Once that membership is available, the field access is only a named form of tuple projection:
```text
forall G &Group(R):
&Group(R){G}.zero = G[1]
&Group(R){G}.add = G[2]
&Group(R){G}.inv = G[3]
```
If a parameter is declared with a struct object, the membership fact is available in the local context:
```text
forall G &Group(R):
&Group(R){G}.add = &Group(R){G}.add
```
Here the parameter declaration provides `G $in &Group(R)`, so the field access is well-defined inside the body.

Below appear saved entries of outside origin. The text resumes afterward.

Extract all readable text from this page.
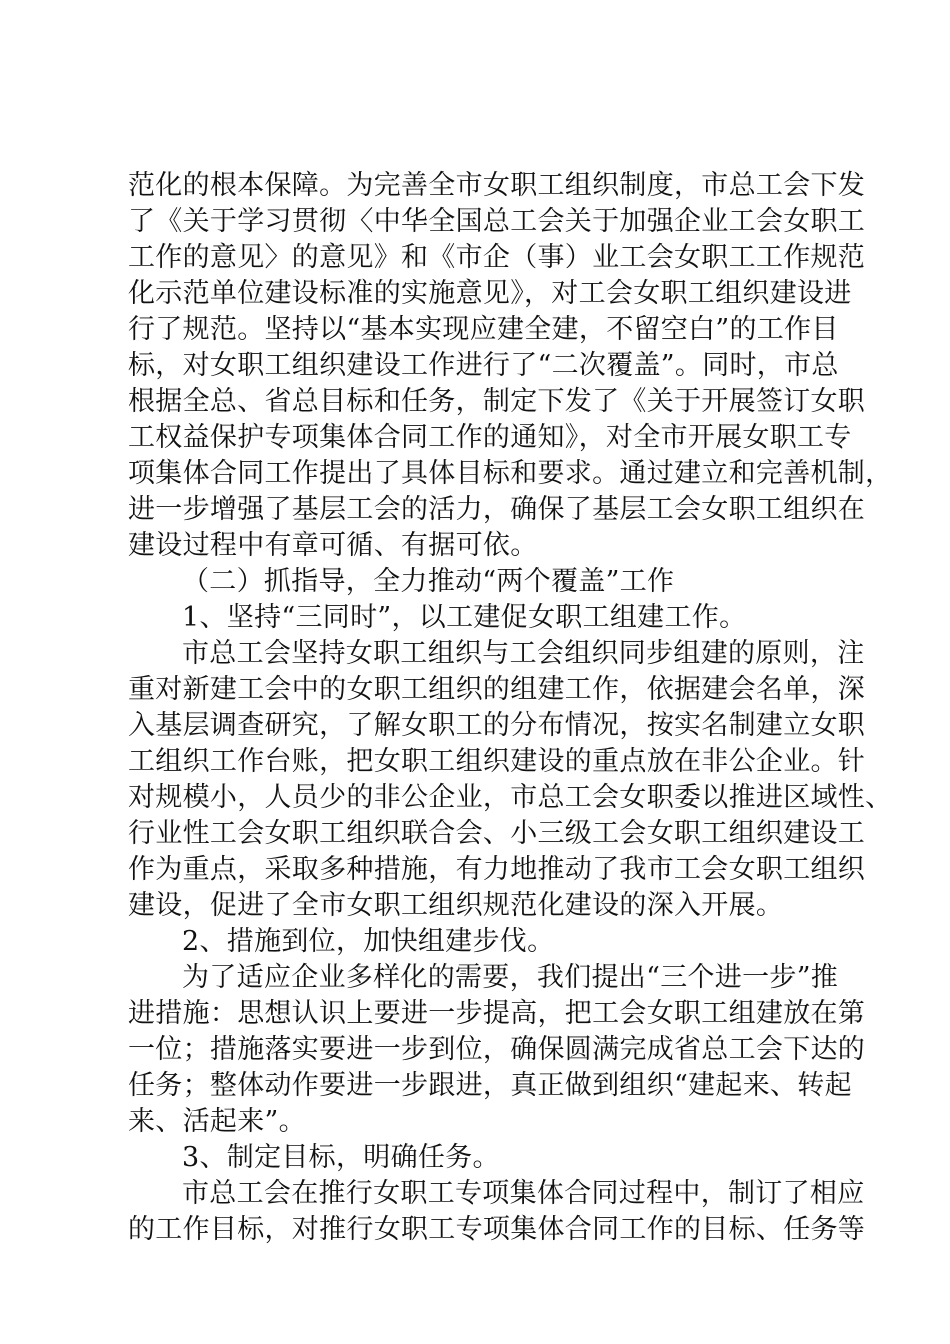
范化的根本保障。为完善全市女职工组织制度，市总工会下发
了《关于学习贯彻〈中华全国总工会关于加强企业工会女职工
工作的意见〉的意见》和《市企（事）业工会女职工工作规范
化示范单位建设标准的实施意见》，对工会女职工组织建设进
行了规范。坚持以“基本实现应建全建，不留空白”的工作目
标，对女职工组织建设工作进行了“二次覆盖”。同时，市总
根据全总、省总目标和任务，制定下发了《关于开展签订女职
工权益保护专项集体合同工作的通知》，对全市开展女职工专
项集体合同工作提出了具体目标和要求。通过建立和完善机制，
进一步增强了基层工会的活力，确保了基层工会女职工组织在
建设过程中有章可循、有据可依。
（二）抓指导，全力推动“两个覆盖”工作
1、坚持“三同时”，以工建促女职工组建工作。
市总工会坚持女职工组织与工会组织同步组建的原则，注
重对新建工会中的女职工组织的组建工作，依据建会名单，深
入基层调查研究，了解女职工的分布情况，按实名制建立女职
工组织工作台账，把女职工组织建设的重点放在非公企业。针
对规模小，人员少的非公企业，市总工会女职委以推进区域性、
行业性工会女职工组织联合会、小三级工会女职工组织建设工
作为重点，采取多种措施，有力地推动了我市工会女职工组织
建设，促进了全市女职工组织规范化建设的深入开展。
2、措施到位，加快组建步伐。
为了适应企业多样化的需要，我们提出“三个进一步”推
进措施：思想认识上要进一步提高，把工会女职工组建放在第
一位；措施落实要进一步到位，确保圆满完成省总工会下达的
任务；整体动作要进一步跟进，真正做到组织“建起来、转起
来、活起来”。
3、制定目标，明确任务。
市总工会在推行女职工专项集体合同过程中，制订了相应
的工作目标，对推行女职工专项集体合同工作的目标、任务等
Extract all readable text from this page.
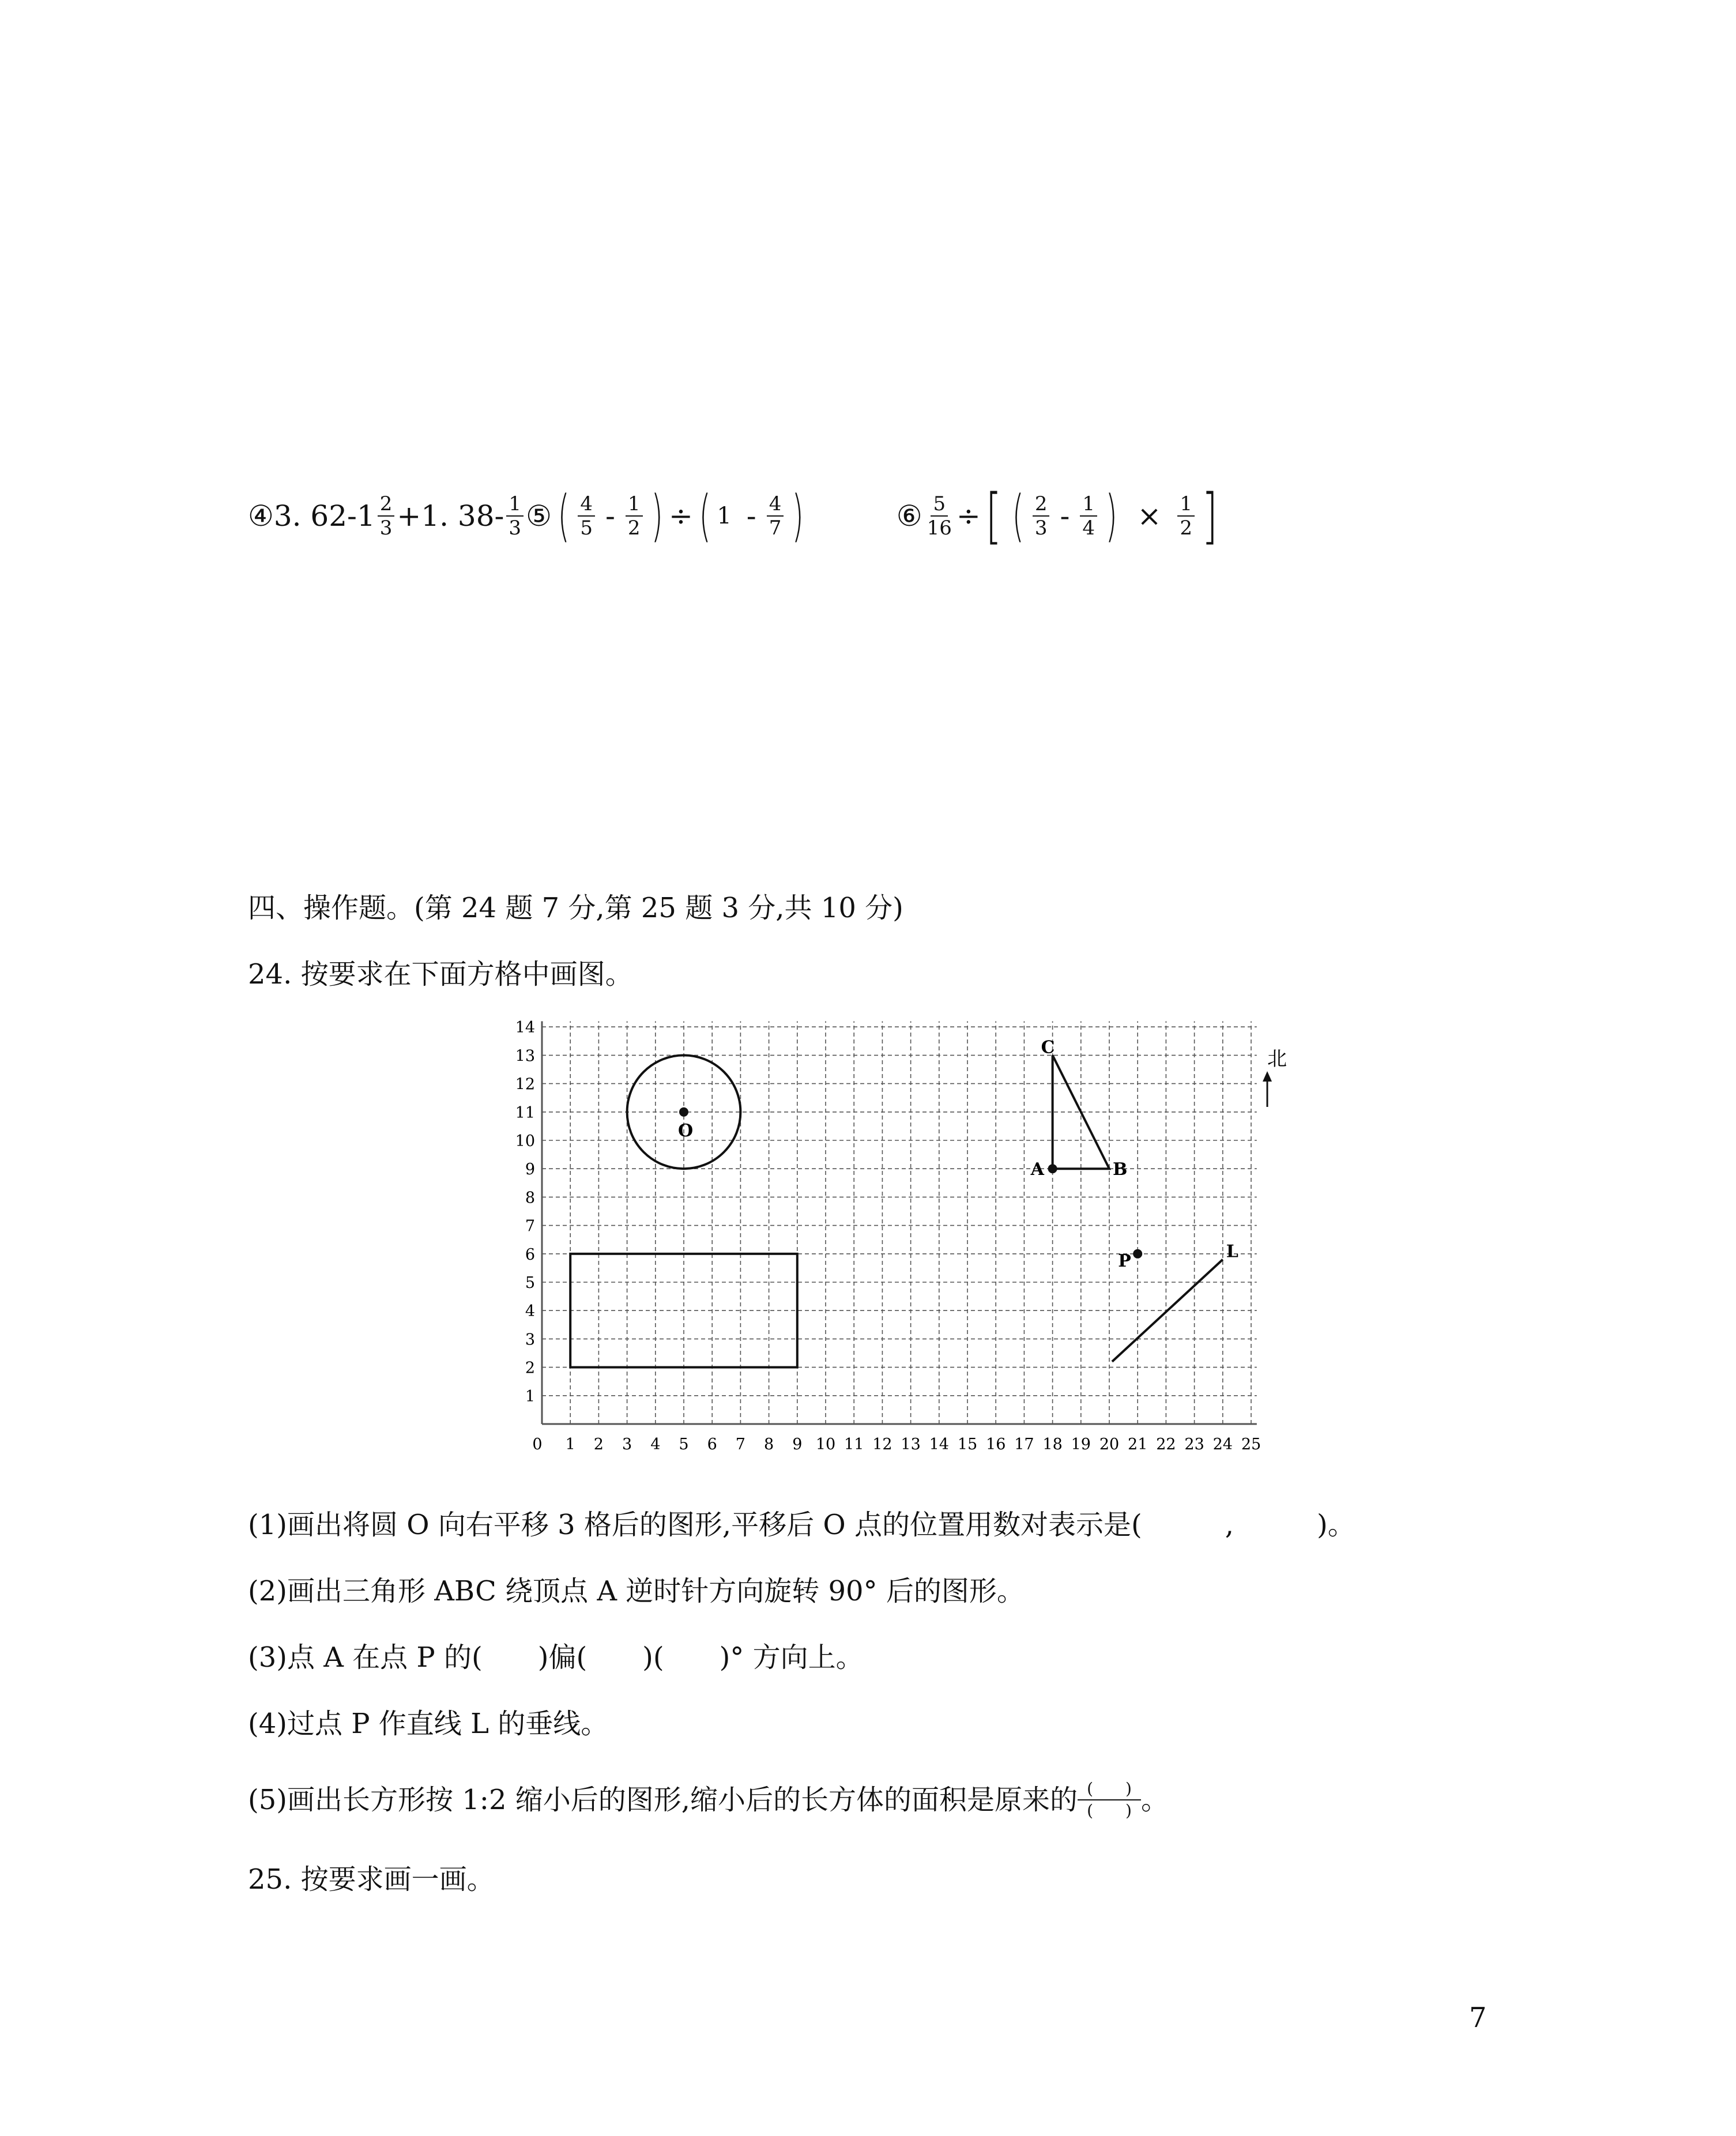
④3. $62-1 \frac{2}{3} +1$. $38- \frac{1}{3}$ ⑤ ( $\frac{4}{5} - \frac{1}{2}$ ) ÷ ( $1 - \frac{4}{7}$ )	⑥ $\frac{5}{16}$ ÷ [ ( $\frac{2}{3} - \frac{1}{4}$ ) × $\frac{1}{2}$ ]
四、操作题。(第 24 题 7 分,第 25 题 3 分,共 10 分)
24. 按要求在下面方格中画图。
0 1 2 3 4 5 6 7 8 9 10 11 12 13 14 15 16 17 18 19 20 21 22 23 24 25
1
2
3
4
5
6
7
8
9
10
11
12
13
14
O
A	B
C
P	L
北
(1)画出将圆 O 向右平移 3 格后的图形,平移后 O 点的位置用数对表示是(　　　,　　　)。
(2)画出三角形 ABC 绕顶点 A 逆时针方向旋转 90° 后的图形。
(3)点 A 在点 P 的(　　)偏(　　)(　　)° 方向上。
(4)过点 P 作直线 L 的垂线。
(5)画出长方形按 1:2 缩小后的图形,缩小后的长方体的面积是原来的 $\frac{( )}{( )}$ 。
25. 按要求画一画。
7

If the explicit view becomes visually heavy, use a macro to keep the proof readable. The macro does not change the meaning; it only abbreviates the required explicit view.
```text
macro s "&StandardTwoSimplex{s}"
forall s &StandardTwoSimplex:
@s.x + @s.y + @s.z = 1
```
This is still the same as writing `&StandardTwoSimplex{s}.x`, `&StandardTwoSimplex{s}.y`, and `&StandardTwoSimplex{s}.z`.
## Current Boundaries
These syntax forms are intentionally unavailable:
- `fn(x &Point) Point`
- `P.x`
- `&Point(1, 2)`
- `by struct ...`
Use explicit struct objects and explicit field views instead:
```litex
struct Point:
x R
y R
have P &Point = (1, 2)
&Point{P}.x = P[1]
&Point{(1, 2)}.y = 2
```
This design does not add a new logical entity beyond tuples, Cartesian products, and set membership. It lets users introduce an equivalent naming rule for projections while keeping the struct view explicit.